Делала тугую затяжку и сбрасывала сигаретный пепел на черный резиновый коврик переднего сиденья автомобиля. За рулем, допустим, сидел Игнат, он поглядывал на Лотту искоса и улыбался, она, воодушевляясь, пьянея от собственного красноречия, продолжала:
— Не служившие в армии воины, не имеющие партий политики, а читателей — писатели, безденежные бизнесмены, не читавшие молитв монахи, ничем не владеющие князья, не бывавшие в разборках беспредельщики — какой ты беспредельщик вообще, если пережил девяностые, — вся эта шушера, шелупонь, коллекционеры благоглупостей, собиратели пустот, терпеть их не могу, и… Если влюбляюсь, то именно в таких.
Игнат улыбался и жмурился. Кожаная кепка с околышком лежала на заднем сиденье.
— Вообще странно, что такая прекрасная девушка, как вы, остается без мужского внимания…
— Без внимания я не остаюсь! — воскликнула Лотта моего воображения.
— Да. Конечно.
—
Игнат снова поглядел на нее, но ирония мелькнула во взгляде, а может, нет — но уже нельзя сказать, передумала Лотта в тот момент или с самого начала говорила не об Игнате:
— Это внимание моей подруги. Бедняжка! Ей теперь самой требуется внимание, а я даже не могу ей помочь.

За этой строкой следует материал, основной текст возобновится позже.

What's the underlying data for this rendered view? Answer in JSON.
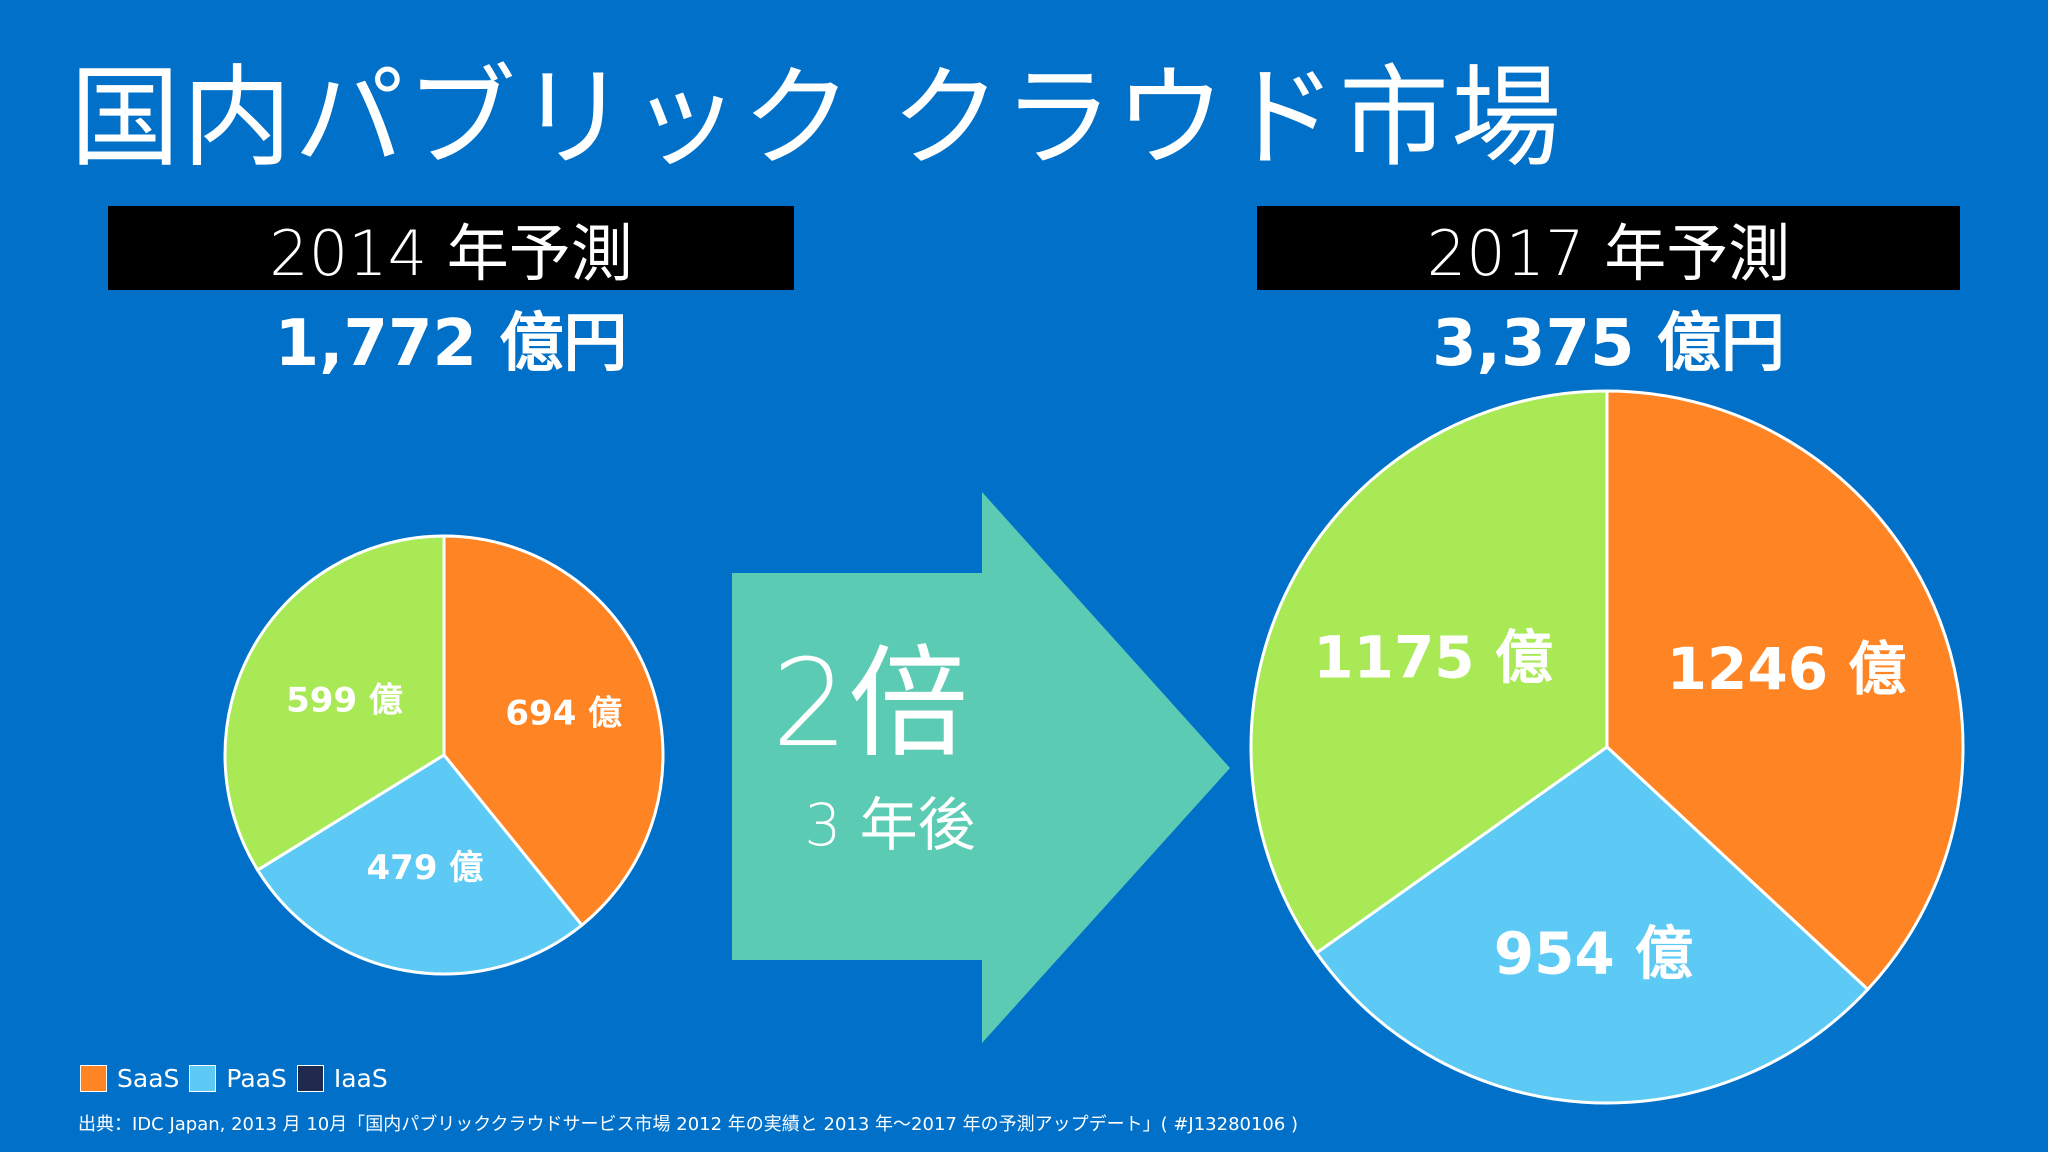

И Лотта со сладострастным наслаждением, с видом самым сокрушенным рассказывала обо мне, валяющейся здесь в психическом полупараличе, в одном непрекращающемся спазме. И должно быть, она и сама в эту минуту верила в свое сочувствие:
— Отказывается кого бы то ни было видеть из своих друзей, точнее, к ней отказываются пускать — вы ведь знаете все эти ужасные порядки в сумасшедших домах. То есть нет, вы, конечно, их не знаете, откуда. Как? Разве вы не в курсе, что бедняжка загремела в психушку?
Нет, моя Лотта была доброй женщиной. Тем более что все это, в сущности, совершенно невинно.
Рука нашаривала под подушкой сигареты. Должно быть, я несправедлива к своим подругам, реальным или мифическим. Может, подобные разговоры вовсе не происходили за моей сутулой, узкой, пропахшей сигаретным дымом спиной.
Было ясно. Совершенно ясно, что для нас и Господень Суд — мера запоздалая и недостаточная. Стараясь не глядеть на лампу, которая гипнотизировала, я тяжело поднялась на кровати — мертвец, вставший из неповапленного гроба, и, следуя совету, посидела, свесив ноги в разных носках. Достала из-под матраса тапочки и кинула на линолеум — они упали с гулким стуком. Снова сыскала под подушкой сигареты. В палате раздавался тяжелый храп. Они дышали на разные лады, и согласия не было в этом сне. Снились кошмары — постанывали.
Когда голова перестала кружиться, встала и побрела в туалет. В туалете, тоже освещенном, на ведре курила тяжелая женщина, которую я не знала. Я влезла на подоконник, подогнув под себя ноги, — сам по себе он был слишком холодным, чтобы сидеть на нем. Газ кончился в зажигалке. Почиркав без искры, спросила:
— Спичек нет?
Она пошарила в кармане и сказала:
— Только из моих рук.
Я сползла к ней.
— А почему только из ваших?
— Так они отбирают же.
Она глядела устало. Лицо ее было землисто.
— Не спится?
Она не ответила.
В туалете, пока никого нет, кафельное эхо множит отзвуки. Зажурчала вода этажом ниже. Из крана, как из пасти змеи, капает медленная слюна, объявление “Больным запрещается пить водопроводную воду” почти размыто от брызг. Собеседница встала, покрутила белый с синей крапиной рычажок и приникла губами к струе.